Sea Nymph looked so plain and nondescript, my next thought was to carve a fish skeleton into one side of her face. The plaster started to crumble when I began cutting. So I just cut out the base form of the fish. This allowed me to create the fish skeleton separately and to make it more durable by applying additional layers of plaster gauze. Since this was a ‘sacred’ fish related to the numinous world of the unconscious, I painted the fish skeleton iridescent pearl. A small turquoise stone I have carried for years seemed an appropriate fish eye.

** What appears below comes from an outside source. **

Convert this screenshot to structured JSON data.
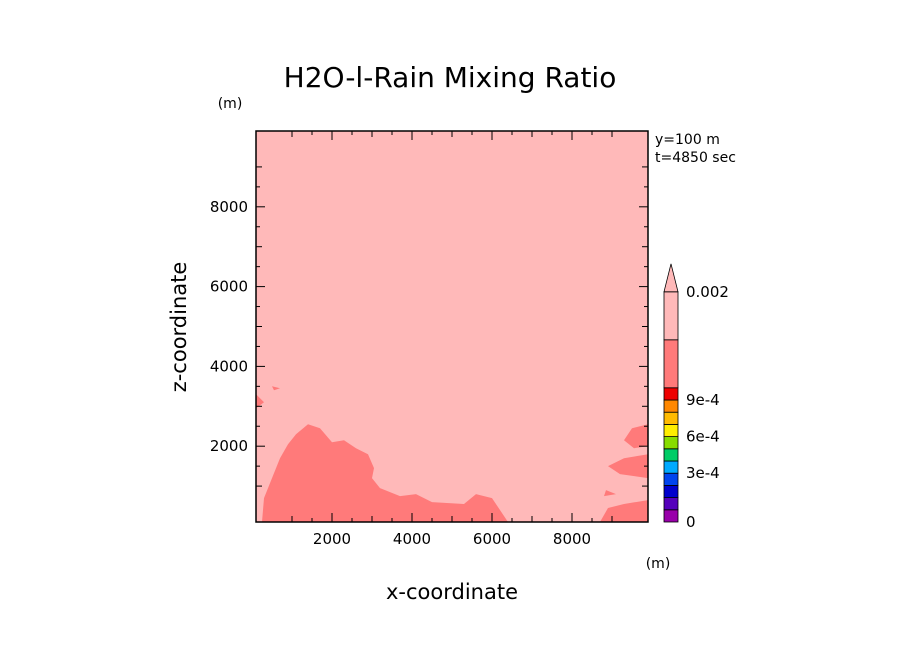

LiDoña Wagner transformed Sea Nymph 1998-2017
Since ancient humans used animal skins for many purposes, I decided to simply make knots in some white leather cord to fill the holes in her upper forehead. Then I began attaching shells to the area of her ears, also using white leather cord. That seemed to somehow work. I had thought to attach the fish to the nymph mask but nothing I tried seemed right, so I decided to simply hang them together.

LiDoña Wagner Gifts of the Sea assemblage 2017

Gifts of the Sea Assemblage

As I ruminated on the two masks, Bird Woman and Sea Nymph, I felt they needed to be assembled with fishnet. I bought a cotton net bag and cut it apart to resemble netting. I hung the assemblage in an available wall space until I decided it belonged with Southwest Asia. That alcove focuses on the animal life that teemed throughout the world until homo sapiens began to exterminate them and dominate earth. 

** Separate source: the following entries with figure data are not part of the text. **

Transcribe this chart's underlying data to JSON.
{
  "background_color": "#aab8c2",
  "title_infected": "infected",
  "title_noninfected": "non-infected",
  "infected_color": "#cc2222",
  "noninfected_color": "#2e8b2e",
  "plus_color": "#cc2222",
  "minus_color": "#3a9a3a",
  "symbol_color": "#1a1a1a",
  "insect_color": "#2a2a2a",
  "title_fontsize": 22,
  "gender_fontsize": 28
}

While homo sapiens were in the minority, we were keen observers of animal behavior. It was from the predator animals that we learned to kill critters and eat their meat, thus developing a hunter gatherer lifestyle. In many ways homo sapiens identified with the animals they hunted. It was natural for them to perform rituals involving the characteristics of different animals. The use of animal skins and masks impersonating animals enriched their ritual life.

My ongoing research had revealed that ancient humans used to beat bark and make it into cords and ropes. So I added some primitive rope for texture and color. I don't think the position of the rope is quite right yet. I also realize that for exhibition purposes, the assemblage requires a solid backing that can be more easily moved than creating nail configurations in every location. 

A Life’s Work

Frankly, it felt sort of dorky to be including some of my early artwork in this current body of work on our global human journey. But I have come to accept that these early masks are evidence that what I am doing is a life work. My fascination with global cultures, antiquity, communication with the gods, and empowering women are lifelong passions.